Even more horrible to watch how the prisoners were boiled in tins like thin soup made of grass and weeds. Very soon, the prisoners were exhausted. Dysentery raged, and soon they were sleeping in their own excrement, too weak and crowded to get to the trench-toilets.
Many begged to give them food, wilting and dying before our very eyes. We had plenty of food and other food, but we could do nothing to help them, including health care.
Enraged, I protested to his officers, but was received with hostility or bland indifference. Under pressure, they replied that they fulfill the strictest instructions "from the top".
Turning to the kitchen, I heard that kuhmeysteram strictly forbidden to share provisions of prisoners, but it more than ever and they do not know what to do with it.
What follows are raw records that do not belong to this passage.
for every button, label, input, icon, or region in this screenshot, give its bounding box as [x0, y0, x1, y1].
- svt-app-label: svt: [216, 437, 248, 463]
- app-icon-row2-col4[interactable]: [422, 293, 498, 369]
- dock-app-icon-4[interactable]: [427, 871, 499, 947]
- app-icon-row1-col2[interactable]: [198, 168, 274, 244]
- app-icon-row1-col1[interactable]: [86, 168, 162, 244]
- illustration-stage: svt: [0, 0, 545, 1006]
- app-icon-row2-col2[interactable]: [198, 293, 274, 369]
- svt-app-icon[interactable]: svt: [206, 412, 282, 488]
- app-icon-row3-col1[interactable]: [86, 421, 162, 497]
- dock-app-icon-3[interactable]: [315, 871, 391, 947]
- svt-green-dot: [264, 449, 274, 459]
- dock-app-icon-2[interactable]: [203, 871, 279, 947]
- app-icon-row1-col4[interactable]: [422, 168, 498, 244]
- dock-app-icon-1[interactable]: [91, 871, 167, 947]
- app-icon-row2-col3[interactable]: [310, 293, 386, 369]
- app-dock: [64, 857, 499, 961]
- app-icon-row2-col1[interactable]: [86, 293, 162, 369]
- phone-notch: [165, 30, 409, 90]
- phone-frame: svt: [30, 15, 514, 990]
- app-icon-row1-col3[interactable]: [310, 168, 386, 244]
I promised to give off little by little.
When I threw food to prisoners through the barbed wire, I was caught by the guards. I repeated the "offense" and the officer angrily threatened to shoot me. I thought it was a bluff, until I saw on the hill near the camp officer, shot from a pistol .45 caliber group of German civilian women.
To my question, he replied: "Shooting at targets" and continued to burn until the last bullet in the store. I saw a woman running for cover, but because of the range is not able to determine whether someone has wounded officer.
Then I realized that I was dealing with a cold-blooded killer, full of moral hatred. They considered the Germans subhuman, worthy of destruction: another round of downward spiral of racism. All press the end of the war was full of pictures of German concentration camps with emaciated prisoners. This increased our self-confident cruelty and facilitated us to behave in such a way that we were sent to fight ...
Why the American media do not tell about it? Heh-heh.